In Italia Greta ha la sua famiglia e guarda sempre con attenzione cosa accade nel suo paese d’origine. “Penso che le misure che stanno prendendo in italia non sono abbastanza rigide e al di là delle scelte del governo penso che ci sia anche una responsabilità dei cittadini, che non sempre seguono le regole. Dopo cinque anni qui, diciamo che mi sono un po’ ‘cinesizzata’!”, dice Greta ridendo. “Quando ho pubblicato le storie della mia quarantena su Instagram, tutti gli italiani commentavano dicendo che sono dei pazzi a rinchiudermi in un albergo. Invece io mi sono sentita tutelata durante tutto il percorso”.
Ora la situazione in Cina sta piano piano ripartendo. E proprio in questa fase delicata di riapertura delle attività, dal 28 marzo la Cina ha chiuso l’accesso al paese agli stranieri, come si legge sul sito del governo, anche se sono residenti lì o in possesso del visto, ma si trovano fuori dalla Cina.

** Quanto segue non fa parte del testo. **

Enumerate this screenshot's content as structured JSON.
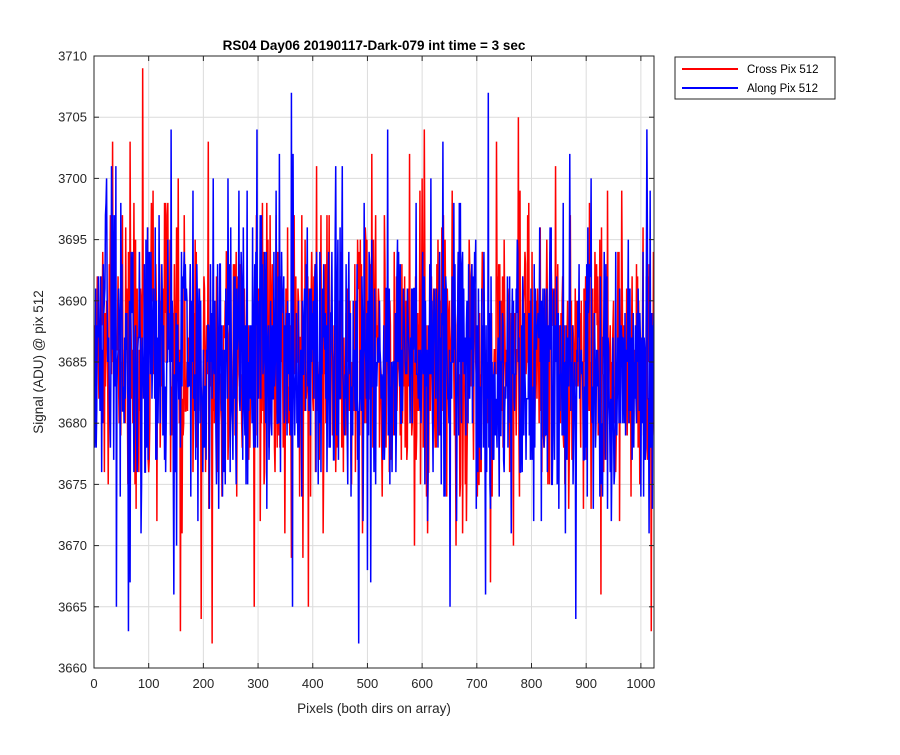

“Qui le cose stanno ripartendo”, dice Greta. “Ma la gente ha ancora molta paura. Non c’è più l’obbligo di mascherina nella mia provincia, ma dalla finestra vedo che tutti ancora la indossano. Le persone evitano di andare in luoghi affollati. Io non vedo l’ora di finire la mia quarantena, il codice sulla mia app diventerà di nuovo verde e finalmente potrò accedere agli spazi pubblici”.